Por que os membros da Anistia Internacional ainda precisam continuar trabalhando, todos os dias, com casos de crianças vítimas de torturas, execuções, "desaparecimentos"...? Por quê? - ANISTIA INTERNACIONAL


Fatos,
apenas alguns...

[1] Uma das vítimas do massacre ocorrido em outubro de 1996 na penitenciária venezuelana de La Planta era um menor e, portanto, de acordo com a legislação do país, jamais poderia estar encarcerado em uma prisão para adultos. Algumas semanas antes do massacre, havia sido determinada a libertação do menor, mas as autoridades deixaram de cumprir a ordem judicial.

[2] Três meses antes, uma delegação da Anistia Internacional que visitou outra prisão venezuelana encontrou dezenas de crianças, algumas com apenas 12 anos de idade, detidas há dois meses em condições cruéis, desumanas e degradantes, privadas de água, serviços sanitários e alimentação adequada e sem acesso a médicos e advogados. Diariamente, os guardas submetiam todos os menores a espancamentos brutais. Arnold Blanco, de 15 anos, e Carlos David Fuentes, de 16, estavam com as costelas fraturadas.

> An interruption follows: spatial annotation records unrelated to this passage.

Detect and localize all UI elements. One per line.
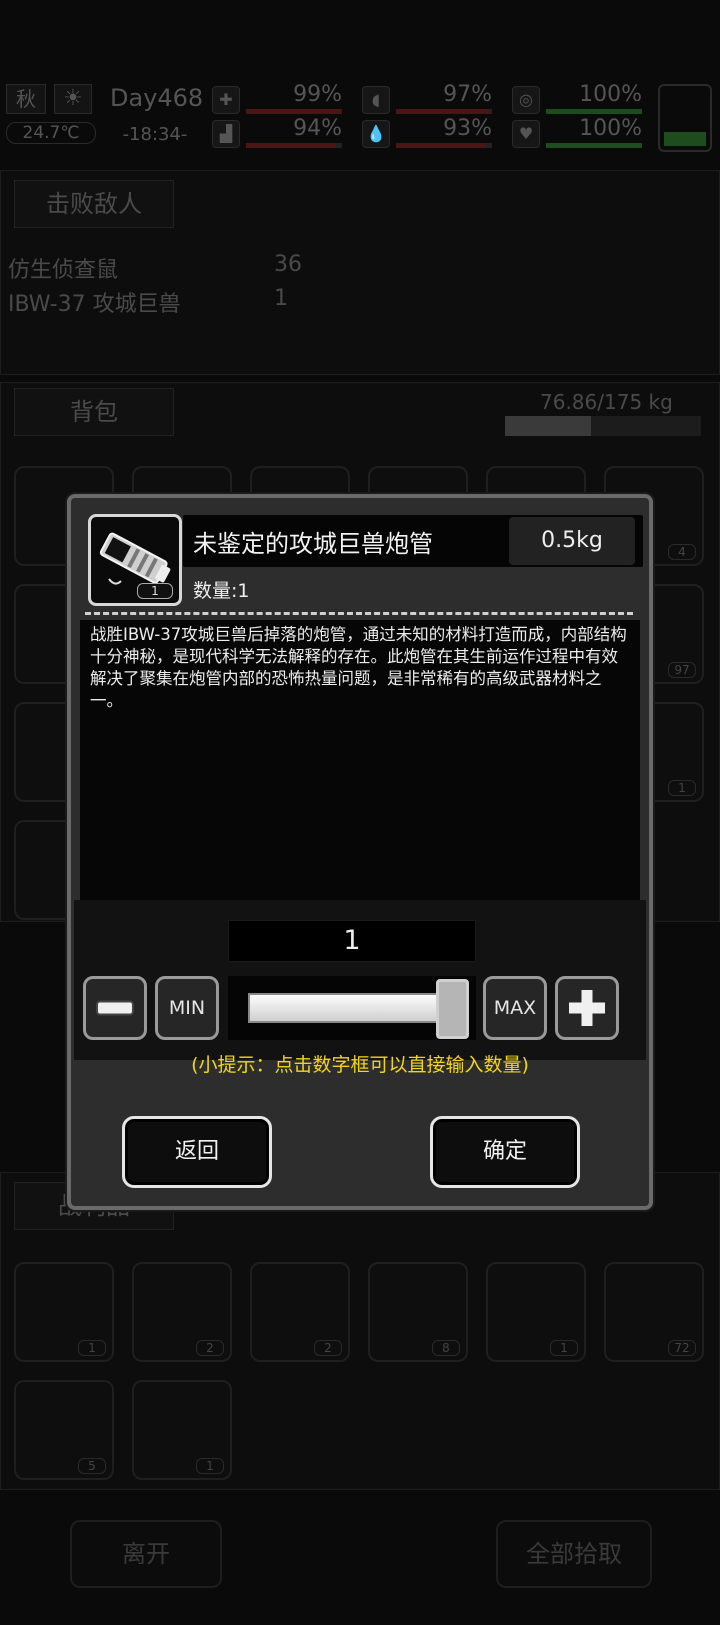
slot-count: 2 [314, 1340, 342, 1356]
item-weight: 0.5kg [509, 517, 635, 565]
heart-icon: ♥ [512, 120, 540, 148]
loot-slot[interactable]: 1 [132, 1380, 232, 1480]
slot-count: 97 [668, 662, 696, 678]
enemy-count: 36 [274, 252, 302, 277]
season-indicator: 秋 [6, 84, 46, 114]
max-button[interactable]: MAX [483, 976, 547, 1040]
loot-slot[interactable]: 72 [604, 1262, 704, 1362]
min-button[interactable]: MIN [155, 976, 219, 1040]
leg-icon: ▟ [212, 120, 240, 148]
backpack-weight: 76.86/175 kg [540, 390, 673, 414]
stat-value: 100% [579, 82, 642, 107]
stat-health: ✚ 99% [212, 82, 342, 114]
stat-value: 100% [579, 116, 642, 141]
slot-count: 1 [550, 1340, 578, 1356]
item-description: 战胜IBW-37攻城巨兽后掉落的炮管，通过未知的材料打造而成，内部结构十分神秘，… [90, 625, 627, 710]
slot-count: 5 [78, 1458, 106, 1474]
item-title-bar: 未鉴定的攻城巨兽炮管 0.5kg [183, 515, 643, 567]
take-all-button[interactable]: 全部拾取 [496, 1520, 652, 1588]
divider [85, 612, 633, 615]
stat-hunger: ◖ 97% [362, 82, 492, 114]
loot-slot[interactable]: 2 [132, 1262, 232, 1362]
increase-button[interactable] [555, 976, 619, 1040]
enemy-count: 1 [274, 286, 288, 311]
slot-count: 72 [668, 1340, 696, 1356]
stat-bar [546, 143, 642, 148]
water-drop-icon: 💧 [362, 120, 390, 148]
game-clock: -18:34- [122, 124, 188, 145]
enemy-row: 仿生侦查鼠 36 [8, 252, 308, 284]
slider-track [248, 993, 438, 1023]
temperature: 24.7℃ [6, 122, 96, 144]
stat-value: 94% [293, 116, 342, 141]
quantity-hint: (小提示：点击数字框可以直接输入数量) [191, 1054, 529, 1076]
stat-thirst: 💧 93% [362, 116, 492, 148]
minus-icon [98, 1002, 132, 1014]
quantity-selector: 1 MIN MAX (小提示：点击数字框可以直接输入数量) [74, 900, 646, 1076]
enemy-name: 仿生侦查鼠 [8, 258, 119, 283]
back-button[interactable]: 返回 [122, 1116, 272, 1188]
item-quantity-label: 数量:1 [193, 580, 250, 602]
description-box: 战胜IBW-37攻城巨兽后掉落的炮管，通过未知的材料打造而成，内部结构十分神秘，… [80, 620, 640, 915]
tab-backpack[interactable]: 背包 [14, 388, 174, 436]
stat-bar [396, 143, 492, 148]
day-counter: Day468 [110, 84, 204, 112]
slot-count: 1 [668, 780, 696, 796]
loot-slot[interactable]: 5 [14, 1380, 114, 1480]
loot-slot[interactable]: 2 [250, 1262, 350, 1362]
leave-button[interactable]: 离开 [70, 1520, 222, 1588]
pill-icon: ◎ [512, 86, 540, 114]
loot-slot[interactable]: 8 [368, 1262, 468, 1362]
loot-slot[interactable]: 1 [14, 1262, 114, 1362]
battery-icon [658, 84, 712, 152]
item-icon-frame: 1 [88, 514, 182, 606]
stat-bar [246, 109, 342, 114]
stat-bar [396, 109, 492, 114]
item-detail-dialog: 1 未鉴定的攻城巨兽炮管 0.5kg 数量:1 战胜IBW-37攻城巨兽后掉落的… [67, 494, 653, 1210]
item-count-badge: 1 [137, 583, 173, 599]
quantity-input[interactable]: 1 [228, 920, 476, 962]
stat-stamina: ▟ 94% [212, 116, 342, 148]
stat-value: 93% [443, 116, 492, 141]
stomach-icon: ◖ [362, 86, 390, 114]
decrease-button[interactable] [83, 976, 147, 1040]
slider-thumb[interactable] [436, 979, 469, 1039]
enemy-row: IBW-37 攻城巨兽 1 [8, 286, 308, 318]
confirm-button[interactable]: 确定 [430, 1116, 580, 1188]
stat-mood: ♥ 100% [512, 116, 642, 148]
stat-bar [246, 143, 342, 148]
slot-count: 2 [196, 1340, 224, 1356]
item-title: 未鉴定的攻城巨兽炮管 [193, 530, 433, 558]
medkit-icon: ✚ [212, 86, 240, 114]
slot-count: 4 [668, 544, 696, 560]
sun-icon: ☀ [54, 84, 92, 114]
stat-value: 97% [443, 82, 492, 107]
slot-count: 8 [432, 1340, 460, 1356]
stat-value: 99% [293, 82, 342, 107]
slot-count: 1 [196, 1458, 224, 1474]
slot-count: 1 [78, 1340, 106, 1356]
stat-bar [546, 109, 642, 114]
tab-defeated[interactable]: 击败敌人 [14, 180, 174, 228]
loot-slot[interactable]: 1 [486, 1262, 586, 1362]
stat-medicine: ◎ 100% [512, 82, 642, 114]
quantity-slider[interactable] [228, 976, 476, 1040]
enemy-name: IBW-37 攻城巨兽 [8, 292, 181, 317]
backpack-weight-bar [505, 416, 701, 436]
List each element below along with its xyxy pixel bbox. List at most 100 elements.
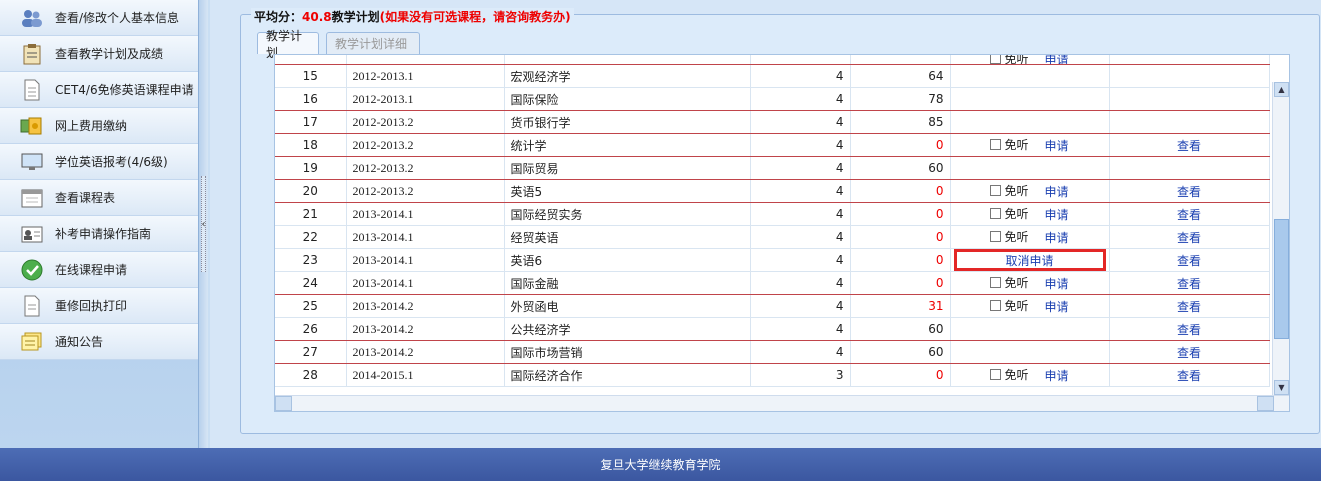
action-cell: 免听 申请	[950, 202, 1110, 226]
sidebar-item-fee-payment[interactable]: 网上费用缴纳	[0, 108, 198, 144]
exempt-checkbox-group[interactable]: 免听	[990, 205, 1029, 222]
view-link[interactable]: 查看	[1177, 346, 1201, 360]
view-link[interactable]: 查看	[1177, 208, 1201, 222]
horizontal-scroll-thumb[interactable]	[275, 396, 292, 411]
credit-cell: 4	[750, 133, 851, 157]
sidebar-item-cet-exemption[interactable]: CET4/6免修英语课程申请	[0, 72, 198, 108]
credit-cell: 4	[750, 271, 851, 295]
chevron-left-icon[interactable]: ‹	[202, 219, 206, 230]
notes-icon	[20, 331, 44, 353]
course-table-container: 免听 申请 15 2012-2013.1 宏观经济学 4 64 16 2012-2013.1 国际…	[274, 54, 1290, 412]
exempt-checkbox-group[interactable]: 免听	[990, 55, 1029, 64]
apply-link[interactable]: 申请	[1045, 185, 1069, 199]
apply-link[interactable]: 申请	[1045, 231, 1069, 245]
score-cell: 60	[850, 156, 951, 180]
view-cell	[1109, 110, 1270, 134]
row-number-cell: 16	[275, 87, 347, 111]
row-number-cell: 22	[275, 225, 347, 249]
exempt-checkbox-group[interactable]: 免听	[990, 366, 1029, 383]
user-group-icon	[20, 7, 44, 29]
scroll-right-arrow[interactable]	[1257, 396, 1274, 411]
view-link[interactable]: 查看	[1177, 323, 1201, 337]
tab-teaching-plan[interactable]: 教学计划	[257, 29, 319, 60]
horizontal-scrollbar[interactable]	[275, 395, 1289, 411]
vertical-scroll-thumb[interactable]	[1274, 219, 1289, 339]
footer-text: 复旦大学继续教育学院	[600, 458, 721, 472]
score-cell: 31	[850, 294, 951, 318]
score-cell: 78	[850, 87, 951, 111]
exempt-label: 免听	[1004, 299, 1029, 313]
view-link[interactable]: 查看	[1177, 254, 1201, 268]
apply-link[interactable]: 申请	[1045, 300, 1069, 314]
course-name-cell: 英语6	[504, 248, 751, 272]
credit-cell: 4	[750, 156, 851, 180]
sidebar-item-label: 查看/修改个人基本信息	[55, 11, 180, 25]
credit-cell: 4	[750, 294, 851, 318]
sidebar-item-degree-english[interactable]: 学位英语报考(4/6级)	[0, 144, 198, 180]
score-cell: 85	[850, 110, 951, 134]
credit-cell: 4	[750, 110, 851, 134]
view-cell: 查看	[1109, 202, 1270, 226]
exempt-checkbox-group[interactable]: 免听	[990, 136, 1029, 153]
exempt-checkbox[interactable]	[990, 185, 1002, 196]
sidebar-item-makeup-exam-guide[interactable]: 补考申请操作指南	[0, 216, 198, 252]
view-link[interactable]: 查看	[1177, 185, 1201, 199]
sidebar-collapse-splitter[interactable]: ‹	[199, 0, 208, 448]
apply-link[interactable]: 申请	[1045, 369, 1069, 383]
action-cell	[950, 64, 1110, 88]
term-cell: 2012-2013.2	[346, 110, 505, 134]
view-cell	[1109, 156, 1270, 180]
sidebar-menu: 查看/修改个人基本信息 查看教学计划及成绩 CET4/6免修英语课程申请 网上费…	[0, 0, 199, 448]
exempt-checkbox-group[interactable]: 免听	[990, 182, 1029, 199]
course-name-cell: 货币银行学	[504, 110, 751, 134]
sidebar-item-label: CET4/6免修英语课程申请	[55, 83, 194, 97]
apply-link[interactable]: 申请	[1045, 139, 1069, 153]
exempt-checkbox-group[interactable]: 免听	[990, 297, 1029, 314]
view-link[interactable]: 查看	[1177, 277, 1201, 291]
view-link[interactable]: 查看	[1177, 300, 1201, 314]
exempt-checkbox[interactable]	[990, 300, 1002, 311]
exempt-checkbox[interactable]	[990, 139, 1002, 150]
apply-link[interactable]: 申请	[1045, 208, 1069, 222]
tab-teaching-plan-detail[interactable]: 教学计划详细	[326, 32, 420, 54]
sidebar-item-online-course-apply[interactable]: 在线课程申请	[0, 252, 198, 288]
table-cell	[504, 55, 751, 65]
cancel-application-button[interactable]: 取消申请	[953, 249, 1106, 271]
apply-link[interactable]: 申请	[1045, 55, 1069, 64]
table-cell	[850, 55, 951, 65]
action-cell	[950, 110, 1110, 134]
exempt-checkbox[interactable]	[990, 55, 1002, 64]
apply-link[interactable]: 申请	[1045, 277, 1069, 291]
course-name-cell: 国际保险	[504, 87, 751, 111]
score-cell: 0	[850, 225, 951, 249]
exempt-checkbox[interactable]	[990, 369, 1002, 380]
table-row: 20 2012-2013.2 英语5 4 0 免听 申请 查看	[275, 179, 1270, 203]
printer-icon	[20, 295, 44, 317]
action-cell	[950, 156, 1110, 180]
credit-cell: 3	[750, 363, 851, 387]
main-content: 平均分：40.8教学计划(如果没有可选课程，请咨询教务办) 教学计划 教学计划详…	[210, 0, 1321, 448]
splitter-grip[interactable]: ‹	[201, 176, 206, 272]
scroll-down-arrow-icon[interactable]: ▼	[1274, 380, 1289, 395]
exempt-checkbox-group[interactable]: 免听	[990, 274, 1029, 291]
row-number-cell: 23	[275, 248, 347, 272]
teaching-plan-panel: 平均分：40.8教学计划(如果没有可选课程，请咨询教务办) 教学计划 教学计划详…	[240, 8, 1320, 434]
sidebar-item-timetable[interactable]: 查看课程表	[0, 180, 198, 216]
table-row: 27 2013-2014.2 国际市场营销 4 60 查看	[275, 340, 1270, 364]
view-link[interactable]: 查看	[1177, 139, 1201, 153]
exempt-label: 免听	[1004, 207, 1029, 221]
view-link[interactable]: 查看	[1177, 231, 1201, 245]
exempt-checkbox[interactable]	[990, 208, 1002, 219]
sidebar-item-teaching-plan[interactable]: 查看教学计划及成绩	[0, 36, 198, 72]
exempt-checkbox-group[interactable]: 免听	[990, 228, 1029, 245]
vertical-scrollbar[interactable]: ▲ ▼	[1272, 82, 1289, 395]
exempt-checkbox[interactable]	[990, 277, 1002, 288]
sidebar-item-notices[interactable]: 通知公告	[0, 324, 198, 360]
scroll-up-arrow-icon[interactable]: ▲	[1274, 82, 1289, 97]
exempt-label: 免听	[1004, 276, 1029, 290]
term-cell: 2013-2014.2	[346, 317, 505, 341]
view-link[interactable]: 查看	[1177, 369, 1201, 383]
sidebar-item-personal-info[interactable]: 查看/修改个人基本信息	[0, 0, 198, 36]
sidebar-item-retake-receipt-print[interactable]: 重修回执打印	[0, 288, 198, 324]
exempt-checkbox[interactable]	[990, 231, 1002, 242]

[3] Sherab Ngawang, uma noviça tibetana de 12 anos de idade, foi condenada pelas autoridades chinesas a três anos de "reeducação pelo trabalho" em virtude de suas manifestações em favor da independência do Tibete. Após a sua libertação, segundo as denúncias, a menina teve que ser hospitalizada com problemas nos rins e nos pulmões, resultado dos graves maus-tratos que lhe foram infligidos durante a detenção. No dia 15 de maio de 1995, Sherab morreu.

[4] Na Austrália, um adolescente aborígene tem uma probabilidade dezoito vezes maior de ser preso ou internado em um reformatório do que os demais adolescentes do país. Essa situação pode matá-los. Cem aborígenes australianos de todas as idades morreram sob custódia entre junho de 1989 e julho de 1996. - A.I.